Liputan6.com, Timor Tengah Selatan Angka stunting yang tinggi (70 dari 139 balita per Februari 2023) masih menjadi pekerjaan rumah bagi Desa Sopo, Kecamatan Amanuban Tengah, Kabupaten Timor Tengah Selatan (TTS), Nusa Tenggara Timur (NTT). Beragam cara diupayakan, termasuk memaksimalkan bahan pangan lokal agar kasus stunting bisa ditekan.

Hal tersebut yang dilakukan Desa Sopo bekerja sama dengan Wahana Visi Indonesia bermitra dengan Gereja Masehi Injili di Timor (GMIT). Ada dua program yang dijalankan yakni lewat Pos Gizi dan Kebun Gizi.

Kedua program ini menekankan pada pemberdayaan masyarakat untuk memaksimalkan bahan pangan yang mudah ditemui di desa tersebut.

"Pos Gizi dan Kebun Gizi ini sebagai bentuk respons kami atas kasus stunting yang masih tinggi di sini," kata Area Program Cluster Timora (Timor dan Alor) Wahana Visi Indonesia (WVI), Berwaddin Ibrani Simbolon ditemui di Balai Desa Sopo pada akhir Mei lalu.

Program Pos Gizi berjalan pada akhir 2022 lalu dengan pendekatan penyimpangan positif dengan pemberdayaan masyarakat.  Pertama-tama, tim WVI dan mitra yakni GMIT melihat data yang ada di sana lalu memilih 18 anak dengan status gizi kurang. Harapannya, lewat Pos Gizi memperbaiki secara cepat status gizi anak agar tidak menjadi stunting.

Para orangtua yang terlibat diajak untuk berkomitmen mengikuti kelas Pos Gizi selama 10 hari. Sebelum kelas dimulai, anak-anak tersebut ditimbang berat dan tinggi badannya. Sehingga, bisa diketahui bagaimana pertumbuhan dalam 10, 30, 60 dan 90 hari. Target ideal dalam program ini adalah bisa menaikkan berat badan anak sebanyak 900 gram dalam 90 hari.


Mencari Tahu Asupan Pangan pada Anak Status Gizi Baik di Desa Sopo

Sebelum kelas Pos Gizi dimulai, tim WVI - GMIT mencari tahu makanan yang biasa dikonsumsi anak-anak bergizi baik tapi dari keluarga kurang mampu. Didapatlah beberapa bahan lokal yang biasa dikonsumsi seperti daun kelor, kacang nasi, jagung halus, pisang, pepaya dan sebagainya.

"Bahan-bahan itu didapatkan dari desa dan bisa diterapkan di masyarakat.

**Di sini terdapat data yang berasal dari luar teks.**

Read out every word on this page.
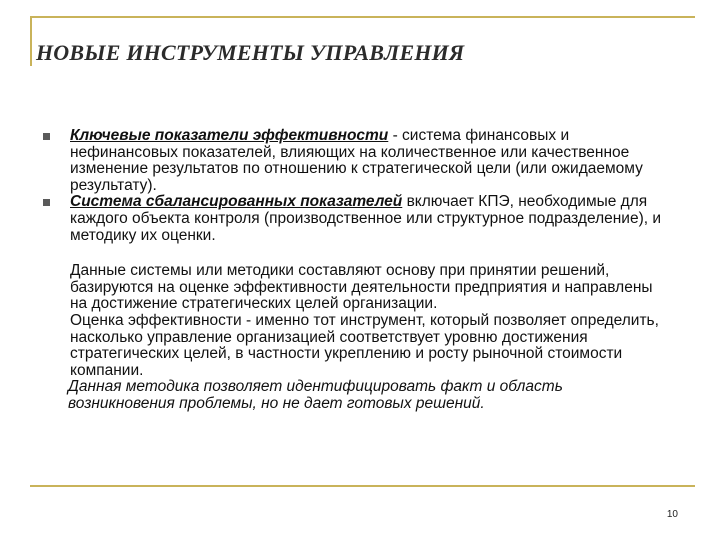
НОВЫЕ ИНСТРУМЕНТЫ УПРАВЛЕНИЯ
Ключевые показатели эффективности - система финансовых и нефинансовых показателей, влияющих на количественное или качественное изменение результатов по отношению к стратегической цели (или ожидаемому результату).
Система сбалансированных показателей включает КПЭ, необходимые для каждого объекта контроля (производственное или структурное подразделение), и методику их оценки.
Данные системы или методики составляют основу при принятии решений, базируются на оценке эффективности деятельности предприятия и направлены на достижение стратегических целей организации.
Оценка эффективности - именно тот инструмент, который позволяет определить, насколько управление организацией соответствует уровню достижения стратегических целей, в частности укреплению и росту рыночной стоимости компании.
Данная методика позволяет идентифицировать факт и область возникновения проблемы, но не дает готовых решений.
10
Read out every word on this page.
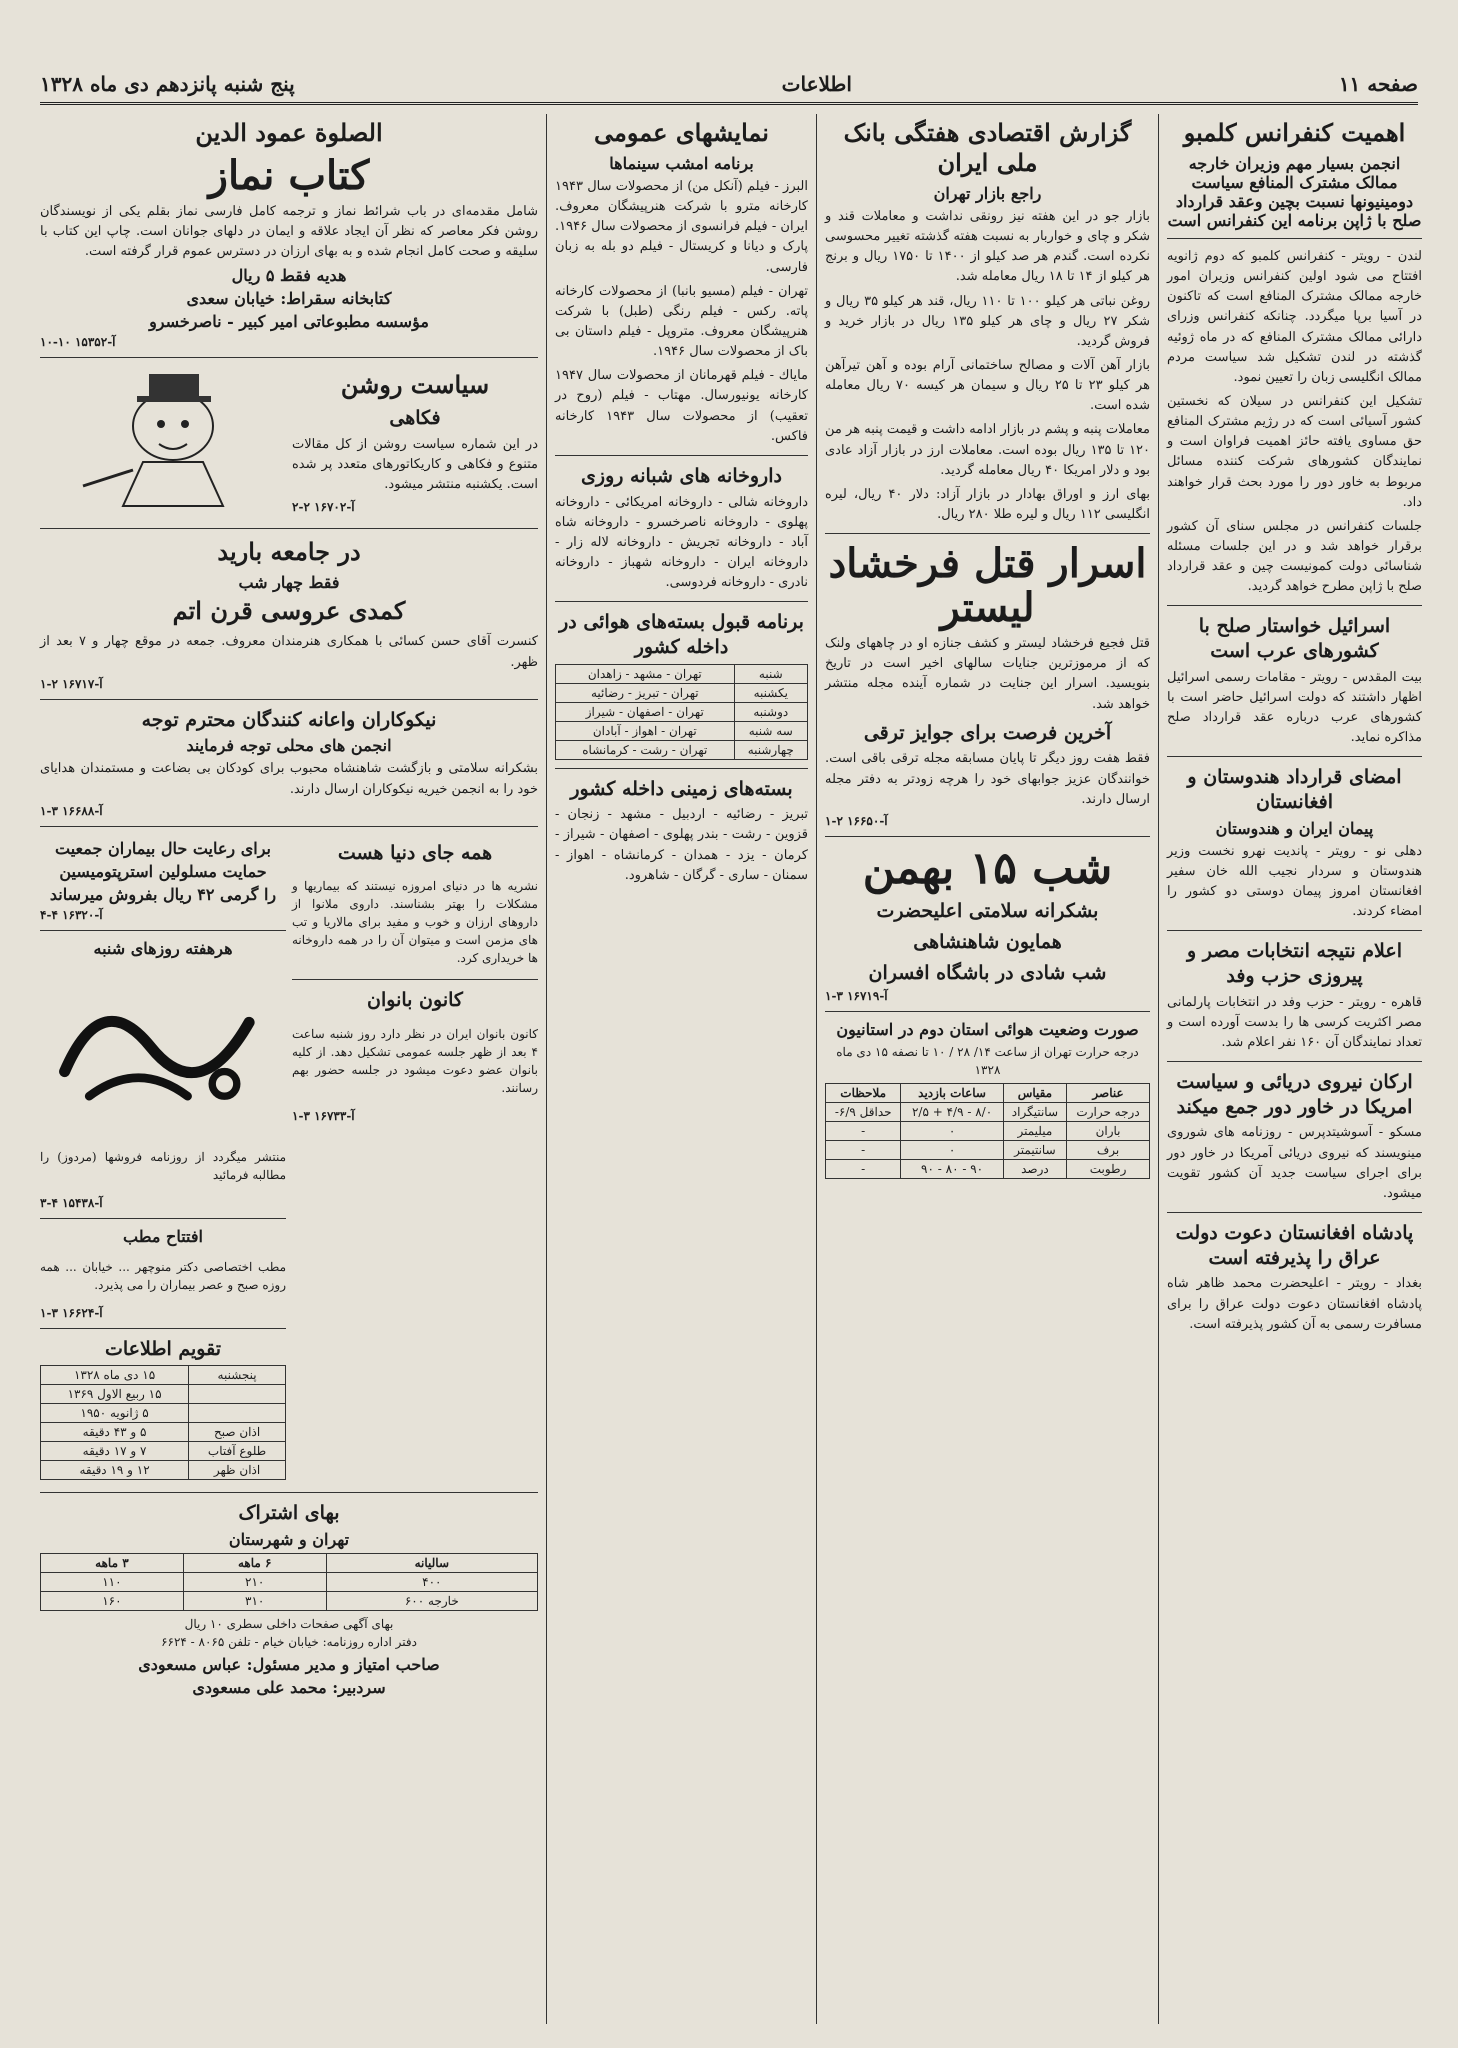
صفحه ۱۱
اطلاعات
پنج شنبه پانزدهم دی ماه ۱۳۲۸
اهمیت کنفرانس کلمبو
انجمن بسیار مهم وزیران خارجه ممالک مشترک المنافع سیاست دومینیونها نسبت بچین وعقد قرارداد صلح با ژاپن برنامه این کنفرانس است

لندن - رویتر - کنفرانس کلمبو که دوم ژانویه افتتاح می شود اولین کنفرانس وزیران امور خارجه ممالک مشترک المنافع است که تاکنون در آسیا برپا میگردد. چنانکه کنفرانس وزرای دارائی ممالک مشترک المنافع که در ماه ژوئیه گذشته در لندن تشکیل شد سیاست مردم ممالک انگلیسی زبان را تعیین نمود.

تشکیل این کنفرانس در سیلان که نخستین کشور آسیائی است که در رژیم مشترک المنافع حق مساوی یافته حائز اهمیت فراوان است و نمایندگان کشورهای شرکت کننده مسائل مربوط به خاور دور را مورد بحث قرار خواهند داد.

جلسات کنفرانس در مجلس سنای آن کشور برقرار خواهد شد و در این جلسات مسئله شناسائی دولت کمونیست چین و عقد قرارداد صلح با ژاپن مطرح خواهد گردید.

اسرائیل خواستار صلح با کشورهای عرب است

بیت المقدس - رویتر - مقامات رسمی اسرائیل اظهار داشتند که دولت اسرائیل حاضر است با کشورهای عرب درباره عقد قرارداد صلح مذاکره نماید.

امضای قرارداد هندوستان و افغانستان
پیمان ایران و هندوستان

دهلی نو - رویتر - پاندیت نهرو نخست وزیر هندوستان و سردار نجیب الله خان سفیر افغانستان امروز پیمان دوستی دو کشور را امضاء کردند.

اعلام نتیجه انتخابات مصر و پیروزی حزب وفد

قاهره - رویتر - حزب وفد در انتخابات پارلمانی مصر اکثریت کرسی ها را بدست آورده است و تعداد نمایندگان آن ۱۶۰ نفر اعلام شد.

ارکان نیروی دریائی و سیاست امریکا در خاور دور جمع میکند

مسکو - آسوشیتدپرس - روزنامه های شوروی مینویسند که نیروی دریائی آمریکا در خاور دور برای اجرای سیاست جدید آن کشور تقویت میشود.

پادشاه افغانستان دعوت دولت عراق را پذیرفته است

بغداد - رویتر - اعلیحضرت محمد ظاهر شاه پادشاه افغانستان دعوت دولت عراق را برای مسافرت رسمی به آن کشور پذیرفته است.

گزارش اقتصادی هفتگی بانک ملی ایران
راجع بازار تهران

بازار جو در این هفته نیز رونقی نداشت و معاملات قند و شکر و چای و خواربار به نسبت هفته گذشته تغییر محسوسی نکرده است. گندم هر صد کیلو از ۱۴۰۰ تا ۱۷۵۰ ریال و برنج هر کیلو از ۱۴ تا ۱۸ ریال معامله شد.

روغن نباتی هر کیلو ۱۰۰ تا ۱۱۰ ریال، قند هر کیلو ۳۵ ریال و شکر ۲۷ ریال و چای هر کیلو ۱۳۵ ریال در بازار خرید و فروش گردید.

بازار آهن آلات و مصالح ساختمانی آرام بوده و آهن تیرآهن هر کیلو ۲۳ تا ۲۵ ریال و سیمان هر کیسه ۷۰ ریال معامله شده است.

معاملات پنبه و پشم در بازار ادامه داشت و قیمت پنبه هر من ۱۲۰ تا ۱۳۵ ریال بوده است. معاملات ارز در بازار آزاد عادی بود و دلار امریکا ۴۰ ریال معامله گردید.

بهای ارز و اوراق بهادار در بازار آزاد: دلار ۴۰ ریال، لیره انگلیسی ۱۱۲ ریال و لیره طلا ۲۸۰ ریال.

اسرار قتل فرخشاد لیستر

قتل فجیع فرخشاد لیستر و کشف جنازه او در چاههای ولنک که از مرموزترین جنایات سالهای اخیر است در تاریخ بنویسید. اسرار این جنایت در شماره آینده مجله منتشر خواهد شد.

آخرین فرصت برای جوایز ترقی

فقط هفت روز دیگر تا پایان مسابقه مجله ترقی باقی است. خوانندگان عزیز جوابهای خود را هرچه زودتر به دفتر مجله ارسال دارند.

آ-۱۶۶۵۰ ۲-۱
شب ۱۵ بهمن
بشکرانه سلامتی اعلیحضرت
همایون شاهنشاهی
شب شادی در باشگاه افسران
آ-۱۶۷۱۹ ۳-۱
صورت وضعیت هوائی استان دوم در استانیون
درجه حرارت تهران از ساعت ۱۴/ ۲۸ / ۱۰ تا نصفه ۱۵ دی ماه ۱۳۲۸
عناصر	مقیاس	ساعات بازدید	ملاحظات
درجه حرارت	سانتیگراد	۸/۰ - ۴/۹ + ۲/۵	حداقل ۶/۹-
باران	میلیمتر	۰	-
برف	سانتیمتر	۰	-
رطوبت	درصد	۹۰ - ۸۰ - ۹۰	-
نمایشهای عمومی
برنامه امشب سینماها

البرز - فیلم (آنکل من) از محصولات سال ۱۹۴۳ کارخانه مترو با شرکت هنرپیشگان معروف. ایران - فیلم فرانسوی از محصولات سال ۱۹۴۶. پارک و دیانا و کریستال - فیلم دو بله به زبان فارسی.

تهران - فیلم (مسیو بانبا) از محصولات کارخانه پاته. رکس - فیلم رنگی (طبل) با شرکت هنرپیشگان معروف. متروپل - فیلم داستان بی باک از محصولات سال ۱۹۴۶.

ماياك - فیلم قهرمانان از محصولات سال ۱۹۴۷ کارخانه یونیورسال. مهتاب - فیلم (روح در تعقیب) از محصولات سال ۱۹۴۳ کارخانه فاکس.

داروخانه های شبانه روزی

داروخانه شالی - داروخانه امریکائی - داروخانه پهلوی - داروخانه ناصرخسرو - داروخانه شاه آباد - داروخانه تجریش - داروخانه لاله زار - داروخانه ایران - داروخانه شهباز - داروخانه نادری - داروخانه فردوسی.

برنامه قبول بسته‌های هوائی در داخله کشور
شنبه	تهران - مشهد - زاهدان
یکشنبه	تهران - تبریز - رضائیه
دوشنبه	تهران - اصفهان - شیراز
سه شنبه	تهران - اهواز - آبادان
چهارشنبه	تهران - رشت - کرمانشاه
بسته‌های زمینی داخله کشور

تبریز - رضائیه - اردبیل - مشهد - زنجان - قزوین - رشت - بندر پهلوی - اصفهان - شیراز - کرمان - یزد - همدان - کرمانشاه - اهواز - سمنان - ساری - گرگان - شاهرود.

الصلوة عمود الدین
کتاب نماز

شامل مقدمه‌ای در باب شرائط نماز و ترجمه کامل فارسی نماز بقلم یکی از نویسندگان روشن فکر معاصر که نظر آن ایجاد علاقه و ایمان در دلهای جوانان است. چاپ این کتاب با سلیقه و صحت کامل انجام شده و به بهای ارزان در دسترس عموم قرار گرفته است.

هدیه فقط ۵ ریال
کتابخانه سقراط: خیابان سعدی
مؤسسه مطبوعاتی امیر کبیر - ناصرخسرو
آ-۱۵۳۵۲ ۱۰-۱۰
سیاست روشن
فکاهی

در این شماره سیاست روشن از کل مقالات متنوع و فکاهی و کاریکاتورهای متعدد پر شده است. یکشنبه منتشر میشود.

آ-۱۶۷۰۲ ۲-۲
در جامعه بارید
فقط چهار شب
کمدی عروسی قرن اتم

کنسرت آقای حسن کسائی با همکاری هنرمندان معروف. جمعه در موقع چهار و ۷ بعد از ظهر.

آ-۱۶۷۱۷ ۲-۱
نیکوکاران واعانه کنندگان محترم توجه
انجمن های محلی توجه فرمایند

بشکرانه سلامتی و بازگشت شاهنشاه محبوب برای کودکان بی بضاعت و مستمندان هدایای خود را به انجمن خیریه نیکوکاران ارسال دارند.

آ-۱۶۶۸۸ ۳-۱
همه جای دنیا هست

نشریه ها در دنیای امروزه نیستند که بیماریها و مشکلات را بهتر بشناسند. داروی ملانوا از داروهای ارزان و خوب و مفید برای مالاریا و تب های مزمن است و میتوان آن را در همه داروخانه ها خریداری کرد.

کانون بانوان

کانون بانوان ایران در نظر دارد روز شنبه ساعت ۴ بعد از ظهر جلسه عمومی تشکیل دهد. از کلیه بانوان عضو دعوت میشود در جلسه حضور بهم رسانند.

آ-۱۶۷۳۳ ۳-۱
برای رعایت حال بیماران جمعیت
حمایت مسلولین استرپتومیسین
را گرمی ۴۲ ریال بفروش میرساند
آ-۱۶۳۲۰ ۴-۴
هرهفته روزهای شنبه

منتشر میگردد از روزنامه فروشها (مردوز) را مطالبه فرمائید

آ-۱۵۴۳۸ ۴-۳
افتتاح مطب

مطب اختصاصی دکتر منوچهر ... خیابان ... همه روزه صبح و عصر بیماران را می پذیرد.

آ-۱۶۶۲۴ ۳-۱
تقویم اطلاعات
پنجشنبه	۱۵ دی ماه ۱۳۲۸
	۱۵ ربیع الاول ۱۳۶۹
	۵ ژانویه ۱۹۵۰
اذان صبح	۵ و ۴۳ دقیقه
طلوع آفتاب	۷ و ۱۷ دقیقه
اذان ظهر	۱۲ و ۱۹ دقیقه
بهای اشتراک
تهران و شهرستان
سالیانه	۶ ماهه	۳ ماهه
۴۰۰	۲۱۰	۱۱۰
خارجه ۶۰۰	۳۱۰	۱۶۰
بهای آگهی صفحات داخلی سطری ۱۰ ریال
دفتر اداره روزنامه: خیابان خیام - تلفن ۸۰۶۵ - ۶۶۲۴
صاحب امتیاز و مدیر مسئول: عباس مسعودی
سردبیر: محمد علی مسعودی
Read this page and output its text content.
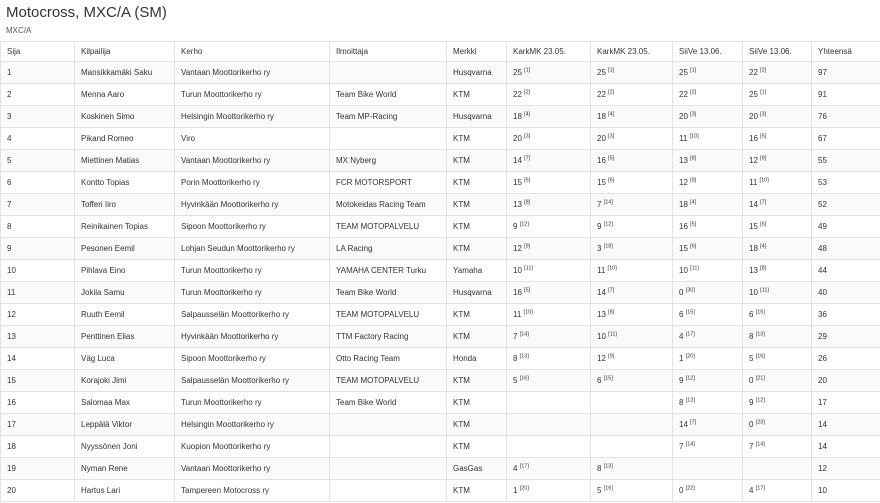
Motocross, MXC/A (SM)
MXC/A
Sija	Kilpailija	Kerho	Ilmoittaja	Merkki	KarkMK 23.05.	KarkMK 23.05.	SiiVe 13.06.	SiiVe 13.06.	Yhteensä
1	Mansikkamäki Saku	Vantaan Moottorikerho ry		Husqvarna	25 [1]	25 [1]	25 [1]	22 [2]	97
2	Menna Aaro	Turun Moottorikerho ry	Team Bike World	KTM	22 [2]	22 [2]	22 [2]	25 [1]	91
3	Koskinen Simo	Helsingin Moottorikerho ry	Team MP-Racing	Husqvarna	18 [4]	18 [4]	20 [3]	20 [3]	76
4	Pikand Romeo	Viro		KTM	20 [3]	20 [3]	11 [10]	16 [5]	67
5	Miettinen Matias	Vantaan Moottorikerho ry	MX Nyberg	KTM	14 [7]	16 [5]	13 [8]	12 [9]	55
6	Kontto Topias	Porin Moottorikerho ry	FCR MOTORSPORT	KTM	15 [6]	15 [6]	12 [9]	11 [10]	53
7	Tofferi Iiro	Hyvinkään Moottorikerho ry	Motokeidas Racing Team	KTM	13 [8]	7 [14]	18 [4]	14 [7]	52
8	Reinikainen Topias	Sipoon Moottorikerho ry	TEAM MOTOPALVELU	KTM	9 [12]	9 [12]	16 [5]	15 [6]	49
9	Pesonen Eemil	Lohjan Seudun Moottorikerho ry	LA Racing	KTM	12 [9]	3 [18]	15 [6]	18 [4]	48
10	Pihlava Eino	Turun Moottorikerho ry	YAMAHA CENTER Turku	Yamaha	10 [11]	11 [10]	10 [11]	13 [8]	44
11	Jokila Samu	Turun Moottorikerho ry	Team Bike World	Husqvarna	16 [5]	14 [7]	0 [30]	10 [11]	40
12	Ruuth Eemil	Salpausselän Moottorikerho ry	TEAM MOTOPALVELU	KTM	11 [10]	13 [8]	6 [15]	6 [15]	36
13	Penttinen Elias	Hyvinkään Moottorikerho ry	TTM Factory Racing	KTM	7 [14]	10 [11]	4 [17]	8 [13]	29
14	Väg Luca	Sipoon Moottorikerho ry	Otto Racing Team	Honda	8 [13]	12 [9]	1 [20]	5 [16]	26
15	Korajoki Jimi	Salpausselän Moottorikerho ry	TEAM MOTOPALVELU	KTM	5 [16]	6 [15]	9 [12]	0 [21]	20
16	Salomaa Max	Turun Moottorikerho ry	Team Bike World	KTM			8 [13]	9 [12]	17
17	Leppälä Viktor	Helsingin Moottorikerho ry		KTM			14 [7]	0 [23]	14
18	Nyyssönen Joni	Kuopion Moottorikerho ry		KTM			7 [14]	7 [14]	14
19	Nyman Rene	Vantaan Moottorikerho ry		GasGas	4 [17]	8 [13]			12
20	Hartus Lari	Tampereen Motocross ry		KTM	1 [20]	5 [16]	0 [22]	4 [17]	10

Lalu, juga jadi pembelajaran bahwa gizi baik itu enggak harus mahal," kata Marthen Mantaon yang merupakan staf GMIT dalam kemitraan dengan Wahana Visi Indonesia.

"Jadi, kalau ada anggapan bahwa hanya orang kaya saja yang bisa, kita bisa menjawab dari temuan ini," kata Marthen.

 

 


Libatkan Relawan yang Berasal dari Desa Sopo

Marthen bersama ibu-ibu yang merupakan relawan yang terlibat dalam program Pos Gizi dari Wahana Visi Indonesia di Desa Sopo, Timor Tengah Selatan, NTT.

Program Pos Gizi juga melibatkan relawan dari Desa Sopo, beberapa diantaranya memiliki latar belakang kader posyandu, tenaga kesehatan maupun ibu-ibu yang suaminya perangkat desa.

Para relawan ini kemudian diberikan bahan pangan yang biasa dikonsumsi oleh anak-anak bergizi baik dari keluarga kurang mampu yang ada di Desa Sopo. Lalu, para relawan ini yang mengolah bahan pangan yang sudah dihitung nilai gizinya itu.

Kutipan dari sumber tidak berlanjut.